Stanisław Witkowski wychylił głowę zza kotary oddzielającej zaplecze od sali i zamarł. Przy stoliku siedziało ośmiu Niemców. A przecież kilka dni temu dostali z centrali informację, że w Poznaniu zatrzyma się pięciu wysoko postawionych oficerów Abwehry. Pięciu! Aby przygotować akcję, trzeba ich było namierzyć, śledzić, ustalić, które lokale odwiedzą. Niemcy pojawili się w kawiarni, gdzie pracował, tyle że w towarzystwie trzech cywilów. Tymczasem trującego specyfiku wystarczy na pięć filiżanek kawy. Co robić?
Witkowski cofa się na zaplecze i rzuca kilka słów do Hieronima Schepke. Po chwili już wiedzą. Zlewają kawę z filiżanek do dzbanka, do środka wsypują zawartość pięciu ampułek. Witkowski niesie dzban do stolika. Obserwuje go niemiecki właściciel lokalu. Chwilę później wrzeszczy na swoich kelnerów: „Kawę podaje się u nas w filiżankach, a nie w dzbanku! Żeby mi się to więcej nie powtórzyło!”. Polacy karnie spuszczają głowy, mogą jednak głęboko odetchnąć. Zadanie wykonane.
Doktor Franciszek Witaszek siedzi w milczeniu nad płachtą nazistowskiej gazety „Völkischer Beobachter”. Krzątająca się po niewielkim mieszkanku żona dostrzega, że Witaszek ogląda nekrologi niemieckich żołnierzy, którzy polegli na froncie wschodnim.
– Po co ci to? – pyta.
– Widzisz – odpowiada cicho Witaszek. – Ja teraz jestem żołnierzem i wykonuję rozkazy przełożonych. A ci Niemcy… Oni nie zginęli na froncie. Wieźli ze sobą zarazki tyfusu, które im w Poznaniu wsypano do posiłku…

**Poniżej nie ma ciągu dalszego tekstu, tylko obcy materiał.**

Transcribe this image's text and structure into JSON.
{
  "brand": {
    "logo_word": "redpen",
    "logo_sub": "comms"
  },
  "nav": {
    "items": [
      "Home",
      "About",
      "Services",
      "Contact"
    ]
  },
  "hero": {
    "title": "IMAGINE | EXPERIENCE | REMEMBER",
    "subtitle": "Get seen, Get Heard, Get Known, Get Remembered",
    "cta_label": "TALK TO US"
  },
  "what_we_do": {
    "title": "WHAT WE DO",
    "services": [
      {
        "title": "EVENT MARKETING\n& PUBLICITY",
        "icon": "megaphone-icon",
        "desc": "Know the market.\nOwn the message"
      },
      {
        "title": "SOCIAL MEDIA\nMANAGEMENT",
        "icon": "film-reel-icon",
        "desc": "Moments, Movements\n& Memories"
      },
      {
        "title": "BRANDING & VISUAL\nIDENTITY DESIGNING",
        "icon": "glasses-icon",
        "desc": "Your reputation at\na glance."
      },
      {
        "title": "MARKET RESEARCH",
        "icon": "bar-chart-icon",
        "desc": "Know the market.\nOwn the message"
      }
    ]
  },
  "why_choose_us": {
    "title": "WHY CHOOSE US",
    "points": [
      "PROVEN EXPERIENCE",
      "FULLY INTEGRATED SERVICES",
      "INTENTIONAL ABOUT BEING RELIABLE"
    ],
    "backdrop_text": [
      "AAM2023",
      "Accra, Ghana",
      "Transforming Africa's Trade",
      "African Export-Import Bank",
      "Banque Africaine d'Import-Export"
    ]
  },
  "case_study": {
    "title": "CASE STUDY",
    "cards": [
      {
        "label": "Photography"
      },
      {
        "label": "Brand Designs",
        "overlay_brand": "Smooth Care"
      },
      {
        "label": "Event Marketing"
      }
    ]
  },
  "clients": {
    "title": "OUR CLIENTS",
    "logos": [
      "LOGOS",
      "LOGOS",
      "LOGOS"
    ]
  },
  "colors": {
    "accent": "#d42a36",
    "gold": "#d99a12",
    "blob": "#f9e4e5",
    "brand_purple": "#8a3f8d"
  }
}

Czy tak było w istocie? Mogą o tym zaświadczyć pożółkłe dokumenty zgromadzone przez IPN. O akcji trucia Niemców w jednej z kawiarni opowiada Czesław Szymański, ps. „Mściciel”, który – jak sam wyjaśnia – przyjechał do Poznania z Generalnego Gubernatorstwa jako łącznik polskiego podziemia (istnieje też wersja przypisująca akcję Witkowskiemu i Pawłowi Bronikowskiemu). Wzmianka o Witaszku i nekrologach znajduje się w zeznaniach jego żony Haliny. Złożyła je podczas śledztwa prowadzonego w połowie lat 80. ubiegłego wieku przez Okręgową Komisję Badania Zbrodni Hitlerowskich (OKBZH). Jednak w historii specjalnej komórki, którą poznański lekarz kierował w ramach Związku Odwetu, nadal jest wiele białych plam.
Konspiracja w konspiracji
Franciszek Witaszek przyszedł na świat we wrześniu 1908 roku. Właśnie minęła 108. rocznica jego urodzin. Był synem kupca z wielkopolskiego Śmigla. W wieku 23 lat ukończył medycynę na Uniwersytecie Poznańskim, a rok później doktoryzował się. Pracował naukowo, miał na koncie kilka patentów, a jednocześnie dał się poznać jako rzutki przedsiębiorca. W 1936 roku był jednym z założycieli firmy Serovac Poznański, która wytwarzała surowice i szczepionki. Wkrótce też wszedł do spółki założycielskiej i został dyrektorem przedsiębiorstwa Catgut Polski. Specjalizowało się ono w produkcji nici i strun chirurgicznych. Witaszek ożenił się, rodziły mu się kolejne córki. Wraz z rodziną mieszkał w przestronnym domu na poznańskim Grunwaldzie. Wydawało się, że ma wszystko.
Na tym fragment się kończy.